Saturday, May 25, 2024

Evil Does Not Exist

Od course i paid admission hoping there’s a guaranty.  (There isn’t.)

Evil does not exist. Nature exists. Mankind exists. What evil there is — or isn’t — lies strictly among those elements. 

But nature is nature. Outside the moral arena. The deer are timid, avoid humanity, but can be prompted to harsh reactions that may seem evil but — they’re natural. They are self-preserving reflexes not calculated actions. Even at its bloodiest nature remains innocent in its primitive stirrings. “Red in tooth and claw,” nature remains innocent of evil.

Not so humanity  — “man” as non-gendered. Man has moral awareness, moral responsibility, so there lurks and springs the evil. Evil does not exist — except in mankind. If there is any evil it is in man, not nature. 

That’s the point of the opening and closing scenes.
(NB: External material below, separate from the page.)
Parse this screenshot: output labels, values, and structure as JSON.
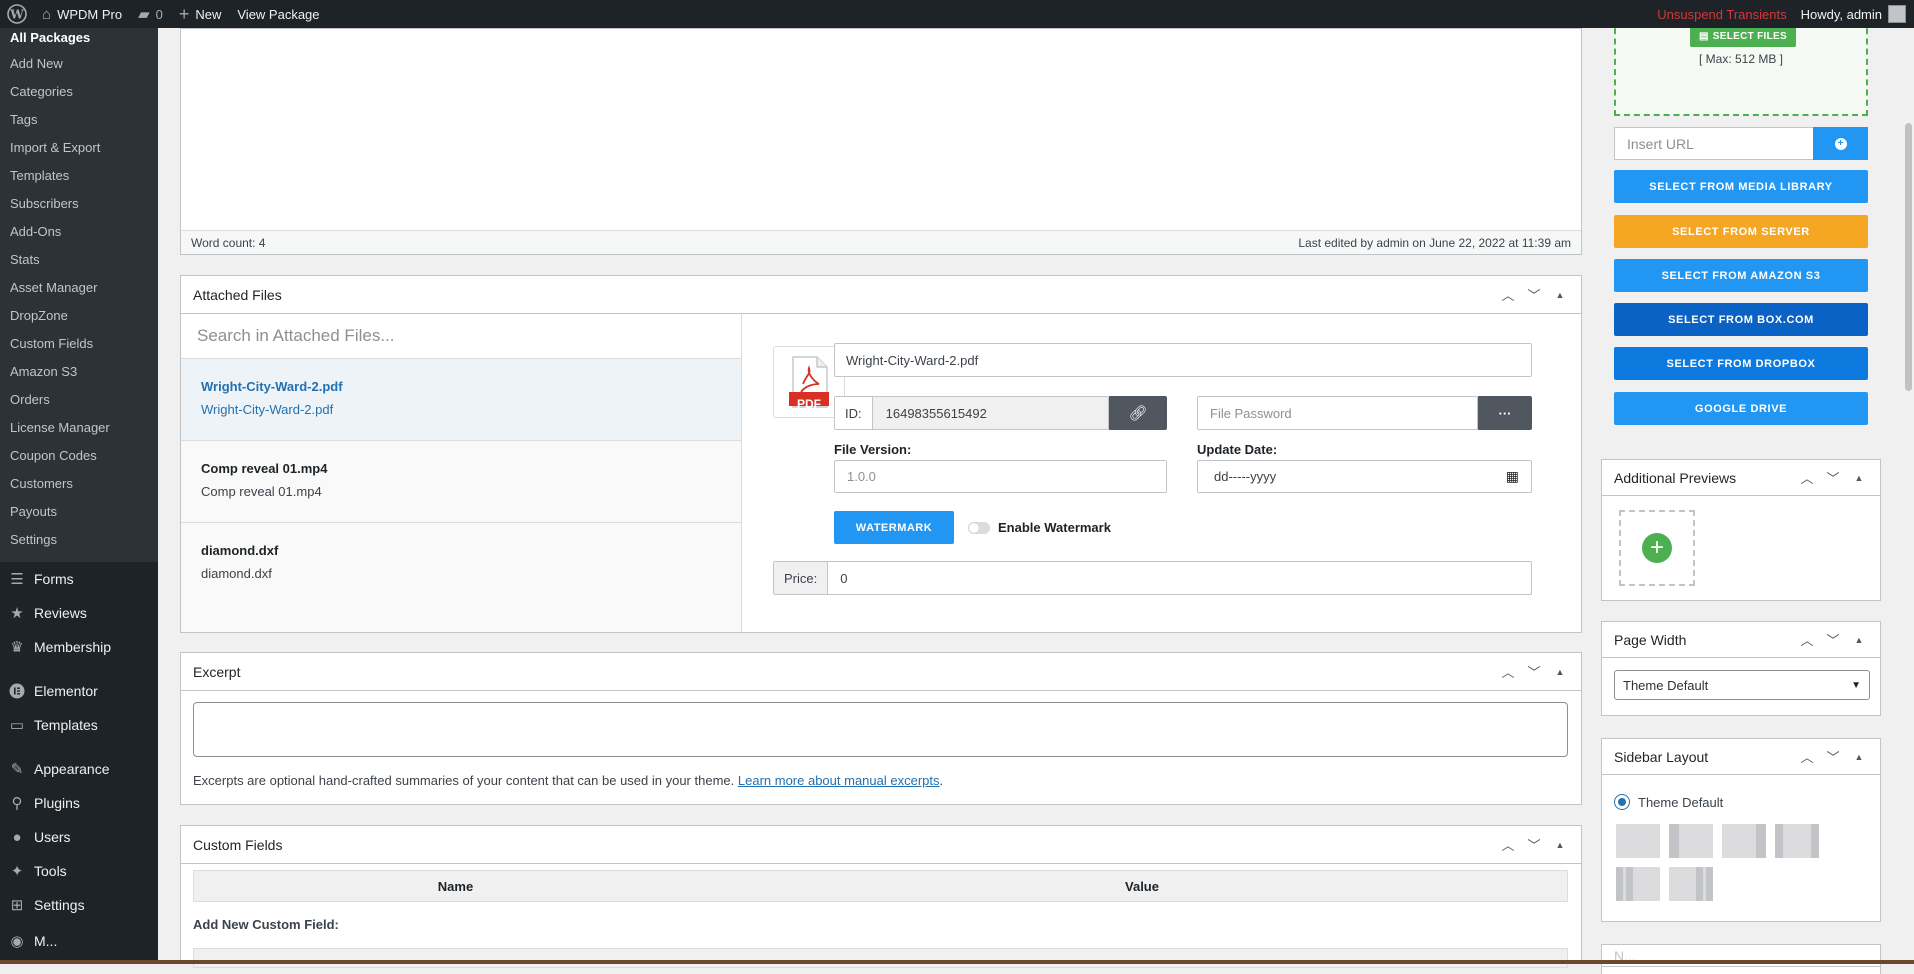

They open with a lengthy meditative view up through tree-veined skies, exalted by the score. The first ends abruptly with little Hanna staring up at the skies. The end closes with her dead. As her handyman father, Takumi, bears off her corpse they disappear into the dark forest. They have returned to nature, dust to dust, leaf to leaf. 

        They achieve a greater non-materiality than the skeleton of the gut-shot fawn.

Not so the city slick. The former talent agent is now touting the corrupt company’s greedy plan to spoil the region and the village by developing a sophisticated camping site on the hill above them. The sewage like the water (and like modern corporate urban man) will inevitably run downhill. The moral antithesis to gravity.

At the meeting the company’s two PR touts fail to win the villagers trust. Instead, the two are genuinely moved to pressure their boss to remake the project. Sent back with a hollow pretence to compromise, they decide to convert to the village life. 

The woman is the likelier to succeed because she has a more realistic sense of herself. She survives her violent encounter with the greenery — a sliced palm, like another culture’s stigmata.

Not so the man, who is still seeking a role he can play in life. The marginal actor converted to talent agent. Now one happy stab at log-chopping persuades him to take an even more dramatic life change. 

But his instincts betray him. The climactic scene is harsh and elliptical. His and Takumi’s search for Hanna seems to have reached a happy conclusion. But then Hanna walks toward the majestic stag. Takumi hangs back, trusting to the deer’s natural gentleness. The city slicker panics and rushes to “save” her. That panics the deer, who fatally gores Hanna. 

Takumi, trying to restrain the hapless transplant, wrestles him to the ground, leaving him possibly dead. But he’s too late to save Hanna so he carries  her off, dissolving into the field. The city guy struggles back to life. 

        But then he stumbles and falls, even now unable to merge himself into nature. Dead or alive he hasn’t the self or sensitivity to be the “at one with nature” he deluded himself he could become. The loner in the human world remains isolated in the field. What life he may still muster is doomed by his guilt about Hanna.